Innovation Analytics, our survey respondents indicated, can spur innovation. Sixty-one percent of our respondents somewhat or strongly agree that analytics has improved their organizations’ ability to innovate. (See “Analytics Facilitates Innovation.”) The top three areas where analytics has improved innovation are marketing, operations and finance.
Analytical Innovators: In the Forefront
The idea that data and analytics can be used to build competitive advantage and advance innovation is essential to the business models of many online companies, such as Match.com, PayPal, eBay, Amazon and Google. For other companies, data and analytics tend to be a less natural and less essential feature of their strategies for competition and innovation.
By combining responses to two of our questions — one about creating a competitive advantage with analytics and one about using analytics to innovate — we identified five distinct levels of analytics sophistication among survey respondents. The levels ranged from those companies least effective at creating a competitive advantage and driving innovation with analytics (which we call Level 1), to those that seem on their way to mastering the use of analytics in both of these areas (which we call Level 5).
We found that companies where analytics has improved innovation and created a competitive advantage (Level 5 organizations) have several distinguishing features. This group — whom we are calling Analytical Innovators — represents 11% of respondents and includes different-sized companies from a variety of industry sectors and geographic regions.
In general, Analytical Innovators are more likely to use most or all of their data than are other respondent groups, are more likely to be effective at embedding analytics in their organizations, tend to want faster data analysis and, perhaps most interestingly, are more likely than other companies to have seen a power shift within their organizations as a result of analytics. In particular, Analytical Innovators differ from other survey respondents in the following key areas.
1. Analytical InnovatorsTend to Use More Data. A substantial majority of Analytical Innovators say they tend to use much or all of the data their organizations generate. (See “Analytical Innovators Tend to Use More Data.”) This contrasts sharply with the other four groups of organizations we identified. Analytical Innovators are three times more likely to say they use a great deal or all of their data than the 8% of respondents who are the least effective at using analytics for competitive advantage and innovation and whom we call Level 1. More generally, we saw a strong correlation between how much a given company uses analytics to create competitive advantage and advance innovation and how much of their data that company uses.
2. Analytical Innovators Manage Information More Effectively.

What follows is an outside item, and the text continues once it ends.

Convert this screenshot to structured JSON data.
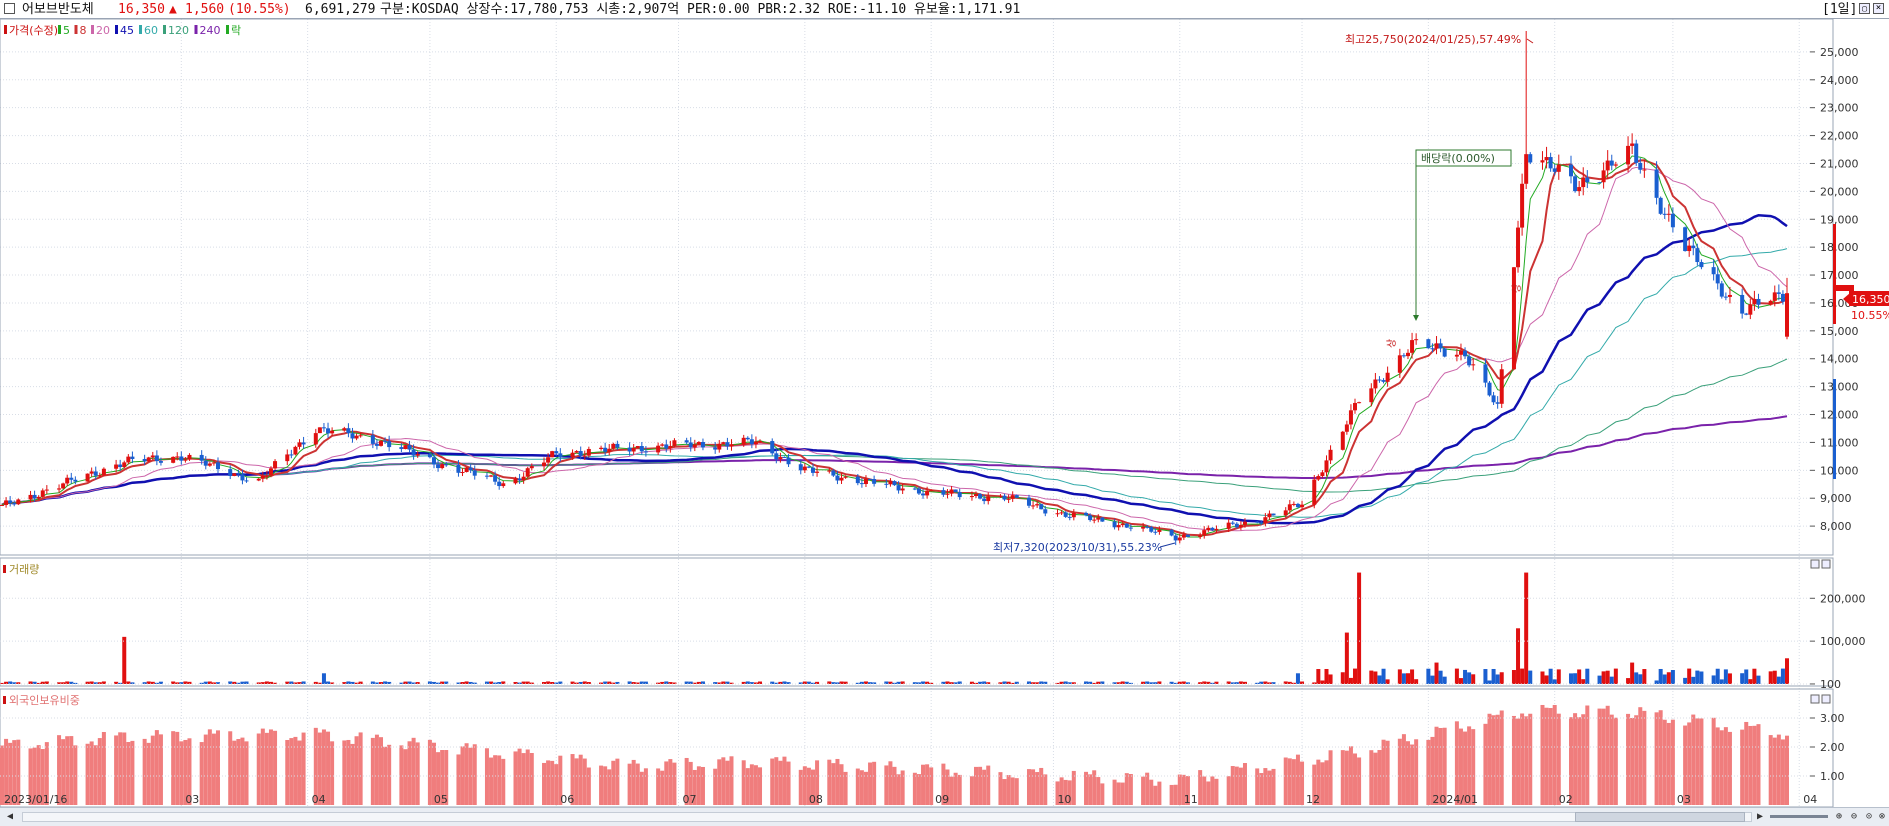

We also found that there is a strong correlation between driving competitive advantage and innovation with analytics and a company’s effectiveness at managing the information transformation cycle, that is: capturing data, analyzing information, aggregating and integrating data, using insights to guide future strategy and disseminating information and insights. (See “Managing the Information Transformation Cycle.”)

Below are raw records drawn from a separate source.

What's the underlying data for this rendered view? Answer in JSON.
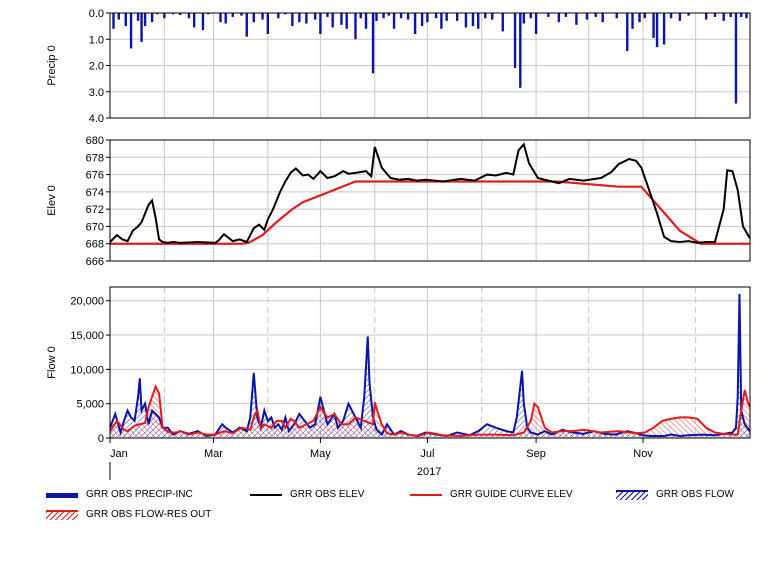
{
  "colors": {
    "precip": "#0a14a8",
    "obs_elev": "#000000",
    "guide_curve": "#e01c1c",
    "obs_flow": "#0a14a8",
    "flow_res_out": "#e01c1c",
    "grid": "#c8c8c8"
  },
  "chart_data": [
    {
      "type": "bar",
      "panel": "precip",
      "ylabel": "Precip 0",
      "ylim": [
        4.0,
        0.0
      ],
      "inverted_y": true,
      "yticks": [
        "0.0",
        "1.0",
        "2.0",
        "3.0",
        "4.0"
      ],
      "ytick_values": [
        0,
        1,
        2,
        3,
        4
      ],
      "xlim": [
        0,
        365
      ],
      "grid": true,
      "series": [
        {
          "name": "GRR OBS PRECIP-INC",
          "x": [
            2,
            5,
            9,
            12,
            16,
            18,
            20,
            24,
            27,
            31,
            36,
            40,
            45,
            48,
            53,
            56,
            63,
            66,
            70,
            75,
            78,
            82,
            87,
            90,
            96,
            100,
            104,
            108,
            112,
            117,
            120,
            124,
            127,
            132,
            135,
            140,
            143,
            146,
            150,
            152,
            156,
            159,
            162,
            166,
            170,
            174,
            178,
            181,
            186,
            189,
            192,
            198,
            203,
            207,
            210,
            214,
            218,
            224,
            231,
            234,
            236,
            240,
            243,
            250,
            256,
            260,
            266,
            272,
            277,
            281,
            289,
            295,
            298,
            302,
            305,
            310,
            312,
            316,
            320,
            325,
            330,
            340,
            345,
            350,
            354,
            357,
            360,
            363
          ],
          "values": [
            0.6,
            0.25,
            0.5,
            1.35,
            0.3,
            1.1,
            0.5,
            0.35,
            0.05,
            0.2,
            0.05,
            0.08,
            0.2,
            0.55,
            0.65,
            0.05,
            0.35,
            0.4,
            0.15,
            0.1,
            0.9,
            0.35,
            0.25,
            0.8,
            0.2,
            0.05,
            0.5,
            0.35,
            0.4,
            0.25,
            0.8,
            0.15,
            0.55,
            0.45,
            0.6,
            1.0,
            0.2,
            0.6,
            2.3,
            0.3,
            0.2,
            0.1,
            0.6,
            0.2,
            0.25,
            0.8,
            0.5,
            0.35,
            0.2,
            0.6,
            0.3,
            0.3,
            0.55,
            0.5,
            0.6,
            0.2,
            0.25,
            0.7,
            2.1,
            2.85,
            0.4,
            0.2,
            0.8,
            0.15,
            0.35,
            0.15,
            0.45,
            0.25,
            0.15,
            0.35,
            0.2,
            1.45,
            0.6,
            0.35,
            0.2,
            0.95,
            1.3,
            1.2,
            0.2,
            0.3,
            0.1,
            0.25,
            0.15,
            0.3,
            0.15,
            3.45,
            0.15,
            0.2
          ]
        }
      ]
    },
    {
      "type": "line",
      "panel": "elevation",
      "ylabel": "Elev 0",
      "ylim": [
        666,
        680
      ],
      "yticks": [
        "666",
        "668",
        "670",
        "672",
        "674",
        "676",
        "678",
        "680"
      ],
      "ytick_values": [
        666,
        668,
        670,
        672,
        674,
        676,
        678,
        680
      ],
      "xlim": [
        0,
        365
      ],
      "grid": true,
      "series": [
        {
          "name": "GRR OBS ELEV",
          "x": [
            0,
            4,
            7,
            10,
            13,
            16,
            18,
            20,
            22,
            24,
            26,
            28,
            30,
            33,
            36,
            40,
            50,
            60,
            62,
            65,
            70,
            74,
            78,
            82,
            85,
            88,
            90,
            93,
            97,
            100,
            103,
            106,
            108,
            110,
            113,
            116,
            120,
            124,
            128,
            133,
            136,
            140,
            146,
            149,
            151,
            155,
            160,
            165,
            170,
            175,
            180,
            190,
            200,
            208,
            215,
            220,
            226,
            230,
            233,
            236,
            239,
            244,
            250,
            256,
            262,
            270,
            280,
            286,
            290,
            296,
            300,
            303,
            307,
            312,
            316,
            320,
            325,
            330,
            335,
            340,
            345,
            350,
            352,
            355,
            358,
            361,
            365
          ],
          "values": [
            668.2,
            669,
            668.5,
            668.3,
            669.5,
            670,
            670.5,
            671.5,
            672.5,
            673,
            671,
            668.5,
            668.2,
            668.1,
            668.2,
            668.1,
            668.2,
            668.1,
            668.4,
            669.1,
            668.3,
            668.5,
            668.2,
            669.8,
            670.2,
            669.6,
            670.8,
            672,
            674,
            675.2,
            676.2,
            676.7,
            676.3,
            675.9,
            676,
            675.5,
            676.4,
            675.6,
            675.8,
            676.4,
            676.1,
            676.2,
            676.4,
            675.8,
            679.2,
            676.8,
            675.6,
            675.4,
            675.5,
            675.3,
            675.4,
            675.2,
            675.5,
            675.3,
            676,
            675.9,
            676.2,
            676,
            678.8,
            679.5,
            677.3,
            675.6,
            675.3,
            675,
            675.5,
            675.3,
            675.6,
            676.3,
            677.2,
            677.8,
            677.6,
            676.8,
            674.5,
            671.5,
            668.8,
            668.3,
            668.2,
            668.3,
            668.1,
            668.2,
            668.2,
            672,
            676.5,
            676.4,
            674.2,
            670,
            668.6
          ]
        },
        {
          "name": "GRR GUIDE CURVE ELEV",
          "x": [
            0,
            75,
            79,
            87,
            95,
            104,
            110,
            125,
            140,
            175,
            215,
            255,
            290,
            303,
            325,
            337,
            365
          ],
          "values": [
            668,
            668,
            668.1,
            669,
            670.5,
            672,
            672.8,
            674,
            675.2,
            675.2,
            675.2,
            675.2,
            674.6,
            674.6,
            669.5,
            668,
            668
          ]
        }
      ]
    },
    {
      "type": "area",
      "panel": "flow",
      "ylabel": "Flow 0",
      "ylim": [
        0,
        22000
      ],
      "yticks": [
        "0",
        "5,000",
        "10,000",
        "15,000",
        "20,000"
      ],
      "ytick_values": [
        0,
        5000,
        10000,
        15000,
        20000
      ],
      "xlim": [
        0,
        365
      ],
      "grid": true,
      "xtick_labels": [
        "Jan",
        "Mar",
        "May",
        "Jul",
        "Sep",
        "Nov"
      ],
      "xtick_days": [
        0,
        59,
        120,
        181,
        243,
        304
      ],
      "xlabel_year": "2017",
      "series": [
        {
          "name": "GRR OBS FLOW",
          "x": [
            0,
            3,
            6,
            8,
            10,
            12,
            14,
            16,
            17,
            18,
            20,
            22,
            24,
            26,
            28,
            30,
            33,
            36,
            40,
            45,
            50,
            55,
            60,
            64,
            66,
            70,
            74,
            78,
            80,
            82,
            84,
            86,
            88,
            90,
            92,
            94,
            96,
            98,
            100,
            102,
            105,
            108,
            111,
            114,
            117,
            120,
            124,
            128,
            130,
            133,
            136,
            140,
            143,
            145,
            147,
            148,
            150,
            152,
            155,
            158,
            162,
            166,
            170,
            175,
            180,
            186,
            192,
            198,
            205,
            210,
            215,
            220,
            226,
            230,
            232,
            235,
            236,
            238,
            240,
            244,
            248,
            252,
            258,
            264,
            270,
            276,
            282,
            288,
            295,
            300,
            304,
            308,
            312,
            316,
            320,
            325,
            330,
            338,
            345,
            350,
            355,
            357,
            358,
            359,
            360,
            362,
            365
          ],
          "values": [
            1500,
            3500,
            800,
            2500,
            4000,
            3000,
            2500,
            6000,
            8700,
            4000,
            5000,
            2000,
            4000,
            3500,
            3000,
            1500,
            1500,
            500,
            1000,
            600,
            1000,
            300,
            500,
            2000,
            1500,
            800,
            1500,
            1000,
            3000,
            9500,
            3000,
            1500,
            4000,
            2500,
            3000,
            1500,
            2000,
            1200,
            3000,
            1000,
            2000,
            3500,
            2500,
            1500,
            2000,
            6000,
            2000,
            3500,
            1500,
            2500,
            5000,
            3000,
            1500,
            6000,
            14800,
            8000,
            3000,
            1200,
            500,
            2000,
            500,
            1000,
            500,
            300,
            800,
            500,
            300,
            800,
            400,
            1000,
            2000,
            1500,
            1000,
            800,
            3000,
            9800,
            5000,
            1500,
            800,
            500,
            1000,
            500,
            1200,
            800,
            600,
            1000,
            600,
            500,
            1000,
            700,
            400,
            300,
            300,
            300,
            500,
            300,
            400,
            500,
            400,
            600,
            800,
            1500,
            6000,
            21000,
            4000,
            2000,
            1000
          ]
        },
        {
          "name": "GRR OBS FLOW-RES OUT",
          "x": [
            0,
            4,
            8,
            10,
            14,
            17,
            20,
            22,
            26,
            28,
            30,
            34,
            38,
            40,
            45,
            50,
            55,
            60,
            65,
            70,
            75,
            80,
            82,
            84,
            86,
            88,
            92,
            95,
            98,
            100,
            103,
            105,
            108,
            112,
            116,
            120,
            124,
            128,
            132,
            136,
            140,
            145,
            150,
            151,
            153,
            155,
            158,
            162,
            166,
            170,
            176,
            182,
            190,
            200,
            210,
            220,
            230,
            236,
            240,
            242,
            244,
            248,
            252,
            258,
            264,
            270,
            280,
            290,
            300,
            305,
            310,
            315,
            320,
            325,
            330,
            335,
            340,
            345,
            350,
            355,
            358,
            360,
            362,
            364,
            365
          ],
          "values": [
            1000,
            2500,
            1200,
            1000,
            1800,
            2000,
            2200,
            4500,
            7500,
            6500,
            1500,
            800,
            800,
            1000,
            500,
            800,
            500,
            500,
            1000,
            700,
            1500,
            1200,
            3000,
            4000,
            1500,
            2000,
            1500,
            2500,
            2500,
            1500,
            2800,
            2500,
            1500,
            2000,
            2500,
            4500,
            3000,
            3500,
            2000,
            2000,
            3000,
            2500,
            2000,
            5200,
            3500,
            2000,
            700,
            500,
            800,
            500,
            300,
            800,
            400,
            300,
            500,
            500,
            400,
            800,
            2500,
            5000,
            4500,
            1500,
            800,
            1000,
            1000,
            1200,
            800,
            1000,
            700,
            800,
            1500,
            2500,
            2800,
            3000,
            3000,
            2800,
            1500,
            800,
            600,
            500,
            500,
            4000,
            7000,
            5000,
            4500
          ]
        }
      ]
    }
  ],
  "legend": [
    {
      "label": "GRR OBS PRECIP-INC",
      "style": "precip"
    },
    {
      "label": "GRR OBS ELEV",
      "style": "elev"
    },
    {
      "label": "GRR GUIDE CURVE ELEV",
      "style": "guide"
    },
    {
      "label": "GRR OBS FLOW",
      "style": "flow"
    },
    {
      "label": "GRR OBS FLOW-RES OUT",
      "style": "flowres"
    }
  ]
}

The gap between Analytical Innovators and Level 1 organizations, which innovate with analytics the least and gain the least competitive advantage from analytics, is dramatic across all of these categories. Compared to Level 1 organizations, Analytical Innovators are more than twice as effective at capturing information, more than three times as likely to say they are effective at analyzing information, and more than four times as effective at aggregating and integrating information. Perhaps most noteworthy, Analytical Innovators are six times more likely than Level 1 companies to say that they are effective at using insights from analytics to guide future strategies.

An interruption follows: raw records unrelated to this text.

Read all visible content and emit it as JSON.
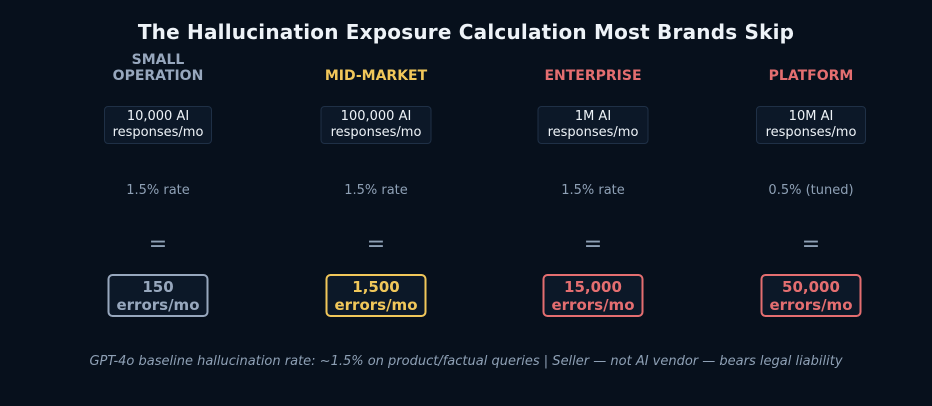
{
  "title": "The Hallucination Exposure Calculation Most Brands Skip",
  "columns": [
    {
      "label": "SMALL\nOPERATION",
      "volume": "10,000 AI\nresponses/mo",
      "rate": "1.5% rate",
      "equals": "=",
      "errors": "150\nerrors/mo",
      "color": "#97a7bd"
    },
    {
      "label": "MID-MARKET",
      "volume": "100,000 AI\nresponses/mo",
      "rate": "1.5% rate",
      "equals": "=",
      "errors": "1,500\nerrors/mo",
      "color": "#f1c75a"
    },
    {
      "label": "ENTERPRISE",
      "volume": "1M AI\nresponses/mo",
      "rate": "1.5% rate",
      "equals": "=",
      "errors": "15,000\nerrors/mo",
      "color": "#e46e70"
    },
    {
      "label": "PLATFORM",
      "volume": "10M AI\nresponses/mo",
      "rate": "0.5% (tuned)",
      "equals": "=",
      "errors": "50,000\nerrors/mo",
      "color": "#e46e70"
    }
  ],
  "footnote": "GPT-4o baseline hallucination rate: ~1.5% on product/factual queries  |  Seller — not AI vendor — bears legal liability"
}
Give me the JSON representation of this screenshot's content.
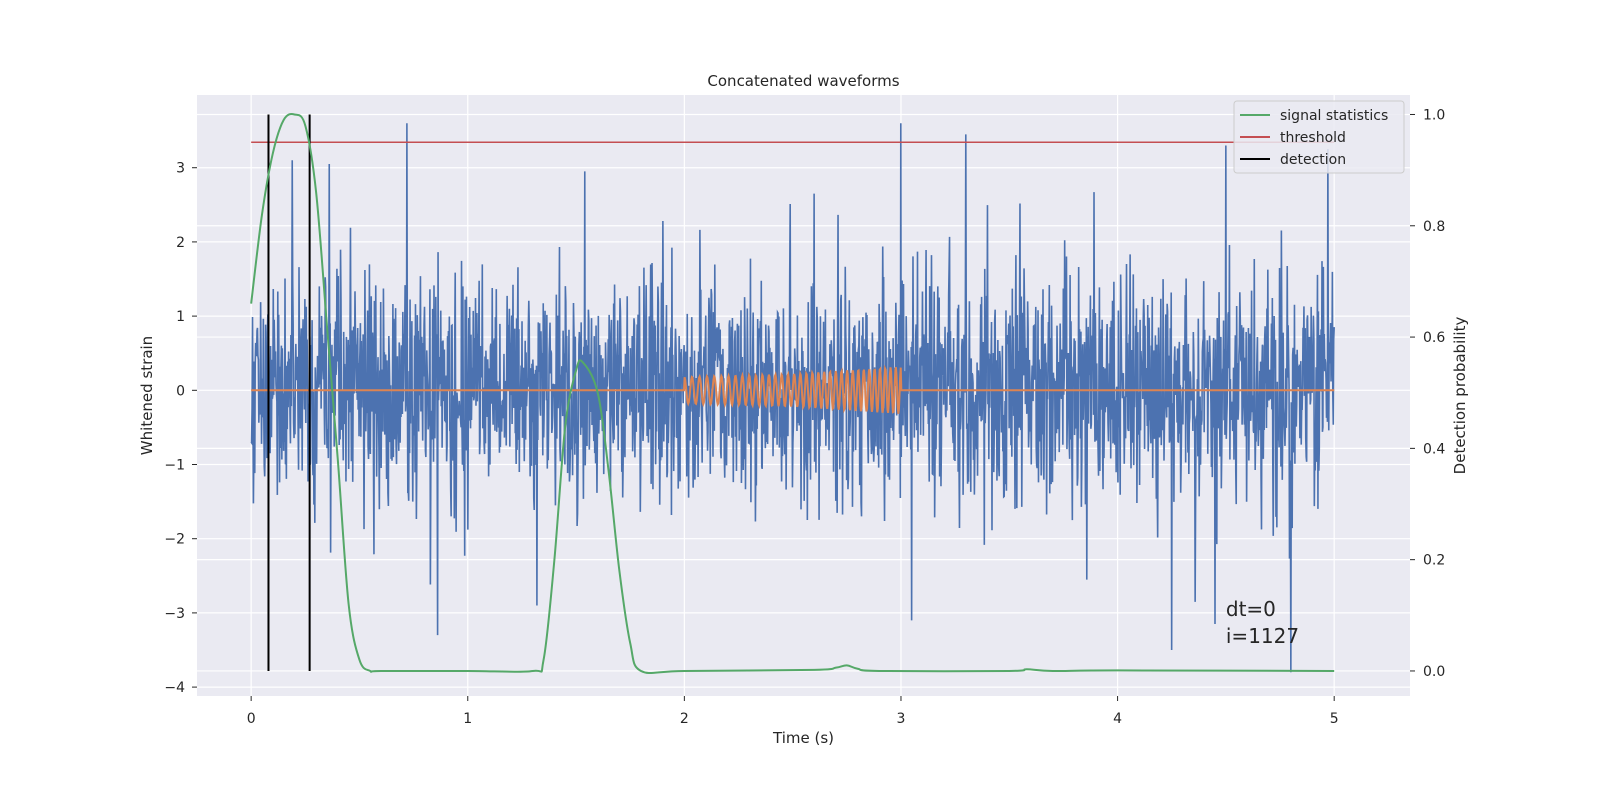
{
  "chart_data": {
    "type": "line",
    "title": "Concatenated waveforms",
    "xlabel": "Time (s)",
    "ylabel": "Whitened strain",
    "y2label": "Detection probability",
    "xlim": [
      -0.25,
      5.35
    ],
    "ylim": [
      -4.12,
      3.98
    ],
    "y2lim": [
      -0.045,
      1.035
    ],
    "xticks": [
      0,
      1,
      2,
      3,
      4,
      5
    ],
    "xtick_labels": [
      "0",
      "1",
      "2",
      "3",
      "4",
      "5"
    ],
    "yticks": [
      -4,
      -3,
      -2,
      -1,
      0,
      1,
      2,
      3
    ],
    "ytick_labels": [
      "−4",
      "−3",
      "−2",
      "−1",
      "0",
      "1",
      "2",
      "3"
    ],
    "y2ticks": [
      0.0,
      0.2,
      0.4,
      0.6,
      0.8,
      1.0
    ],
    "y2tick_labels": [
      "0.0",
      "0.2",
      "0.4",
      "0.6",
      "0.8",
      "1.0"
    ],
    "grid": true,
    "legend_position": "top-right",
    "legend": [
      {
        "name": "signal statistics",
        "color": "#55a868"
      },
      {
        "name": "threshold",
        "color": "#c44e52"
      },
      {
        "name": "detection",
        "color": "#000000"
      }
    ],
    "annotation_lines": [
      "dt=0",
      "i=1127"
    ],
    "series": [
      {
        "kind": "noise",
        "axis": "left",
        "color": "#4c72b0",
        "x_range": [
          0,
          5
        ],
        "typical_range": [
          -1.8,
          1.8
        ],
        "peaks": [
          {
            "x": 0.72,
            "y": 3.6
          },
          {
            "x": 3.0,
            "y": 3.6
          },
          {
            "x": 3.3,
            "y": 3.45
          },
          {
            "x": 0.19,
            "y": 3.1
          },
          {
            "x": 0.36,
            "y": 3.05
          },
          {
            "x": 4.5,
            "y": 3.3
          },
          {
            "x": 4.97,
            "y": 3.25
          },
          {
            "x": 4.8,
            "y": -3.8
          },
          {
            "x": 4.25,
            "y": -3.5
          },
          {
            "x": 0.86,
            "y": -3.3
          },
          {
            "x": 1.32,
            "y": -2.9
          },
          {
            "x": 3.05,
            "y": -3.1
          },
          {
            "x": 4.45,
            "y": -3.15
          },
          {
            "x": 1.54,
            "y": 2.95
          },
          {
            "x": 2.6,
            "y": 2.65
          }
        ]
      },
      {
        "kind": "chirp",
        "axis": "left",
        "color": "#dd8452",
        "x": [
          0,
          2,
          2.5,
          3,
          5
        ],
        "amplitude": [
          0,
          0.18,
          0.22,
          0.32,
          0
        ],
        "chirp_range": [
          2,
          3
        ],
        "cycles": 35
      },
      {
        "name": "signal statistics",
        "axis": "right",
        "color": "#55a868",
        "x": [
          0.0,
          0.05,
          0.1,
          0.15,
          0.2,
          0.25,
          0.3,
          0.35,
          0.4,
          0.45,
          0.5,
          0.55,
          0.6,
          1.0,
          1.3,
          1.35,
          1.4,
          1.45,
          1.5,
          1.53,
          1.6,
          1.65,
          1.7,
          1.75,
          1.8,
          2.0,
          2.6,
          2.7,
          2.75,
          2.8,
          2.9,
          3.5,
          3.58,
          3.7,
          4.0,
          5.0
        ],
        "y": [
          0.66,
          0.82,
          0.93,
          0.99,
          1.0,
          0.98,
          0.86,
          0.62,
          0.38,
          0.12,
          0.02,
          0.0,
          0.0,
          0.0,
          0.0,
          0.02,
          0.2,
          0.44,
          0.54,
          0.555,
          0.5,
          0.36,
          0.18,
          0.05,
          0.0,
          0.0,
          0.002,
          0.006,
          0.01,
          0.004,
          0.0,
          0.0,
          0.003,
          0.0,
          0.001,
          0.0
        ]
      },
      {
        "name": "threshold",
        "axis": "right",
        "color": "#c44e52",
        "x": [
          0,
          5
        ],
        "y": [
          0.95,
          0.95
        ]
      },
      {
        "name": "detection",
        "axis": "right",
        "color": "#000000",
        "vlines_x": [
          0.08,
          0.27
        ],
        "y_range": [
          0,
          1.0
        ]
      }
    ]
  }
}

Notice that all respondents tend to be more effective at capturing data than at any other analytics-related activity. Analytical Innovators, however, are the most consistently effective of any group across all categories. For example, Level 1s are twice as likely to say they are effective at capturing data as they are at disseminating insights. Analytical Innovators, by contrast, have less drop-off in effectiveness across these activities.
We took a closer look at the ability of Analytical Innovators to disseminate insights — specifically, how well they moved insights to customer-facing employees, an extremely valuable activity for many enterprises. Forty-five percent of Analytical Innovators strongly agreed that customer-facing employees in their organization have access to insights from analytics to drive sales and productivity — something they were 7.5 times more likely to report than Level 1 organizations. (See “Getting Insights to the Front Line.”) This characteristic could be one of the ways that Analytical Innovators get a competitive advantage from analytics.
3. Speed Is Very Important to Most Analytical Innovators. We also discovered that Analytical Innovators have, as a group, a stronger need for speed than other survey respondents: They are more likely to mark its importance. (See “The Need for Speed.”) Eighty-seven percent of Analytical Innovators report that it is very important to have the ability to process and analyze data more quickly. That’s more than twice the percentage of respondents from Level 1 organizations who report that. Analytical Innovators are primarily focused on utilizing speed in three distinct areas: customer experience, pricing strategy and, notably, innovation.
Interestingly, Analytical Innovators are also much more likely than other groups to say that analytics has started to shift the power structure within their organizations. Whereas 59% of Analytical Innovators agree somewhat or strongly that there is such a power shift in their organizations, just 7% of Level 1s say the same thing. (See “Analytics Can Shift the Power Structure.”) Consistent with our other findings, the more an organization uses analytics to build competitive advantage and to innovate, the more likely it is to say analytics has shifted its power dynamics.
At PayPal, for example, business analysts — at least a select group of them — are increasingly viewed as ‘thought partners’ who provide not only answers to what to change in the organization, but also how to implement that change. Quantifying impact and leveraging analytics in general are increasingly mandated components of every new PayPal initiative across finance, operations and products, according to Veronika Belokhvostova, director of global business analytics at PayPal.
How a Data-Oriented Culture Changes Organizations
In our survey analysis, we’ve discovered striking differences between Analytical Innovators and their less analytics-driven counterparts. What we found interesting, even surprising, is that Analytical Innovators are not just those companies we would expect — newer, agile online organizations or huge companies with vast analytics investments. Rather, this group represents variously sized companies across industry sectors and geographies. We also identified interesting characteristics shared by Analytical Innovators. They are more likely to use more of their data. They tend to be more effective at driving the information transformation cycle — capturing, analyzing, aggregating, integrating and disseminating information — and thus embedding analytics in the organization. More of them report a greater need for speed in processing and analyzing data.
Perhaps most intriguingly, not only do we see a shift of power with the effective use of analytics, but we also note a marked cultural difference. While many respondents have yet to develop a data-oriented culture, Analytical Innovators as a group tend to score high on those attributes that define such a culture. They tend to be open to new ideas. Customer-facing employees are more likely to have access to data they need. Executives foster analytics-driven decisions, and analytics champions are more likely to exist within these organizations. And more of the companies are able to use analytics to collaborate effectively.
One important takeaway is that a data-oriented culture makes it easier for organizations to innovate when decision makers have confidence in where the data comes from, how it is developed and by whom. But another, perhaps more important takeaway is that Analytical Innovators are not just seeing analytics as an important path to value. Instead, they are evolving and changing as organizations as a result of their experience with analytics.
References
1. Match.com and Chadwick Martin Bailey 2009-2010 surveys, http://cp.match.com/cppp/media/CMB_Study.pdf.
2. “Match.com’s Ginsberg on Subscribers, Strategy,” Bloomberg video, May 20, 2012, www.bloomberg.com/video/70015972-match-com-s-ginsberg-on-subscribers-strategy.html.
3. D. Kiron and R. Shockley, “Creating Business Value With Analytics,” MIT Sloan Management Review 53, no 1 (fall 2011): 57-63.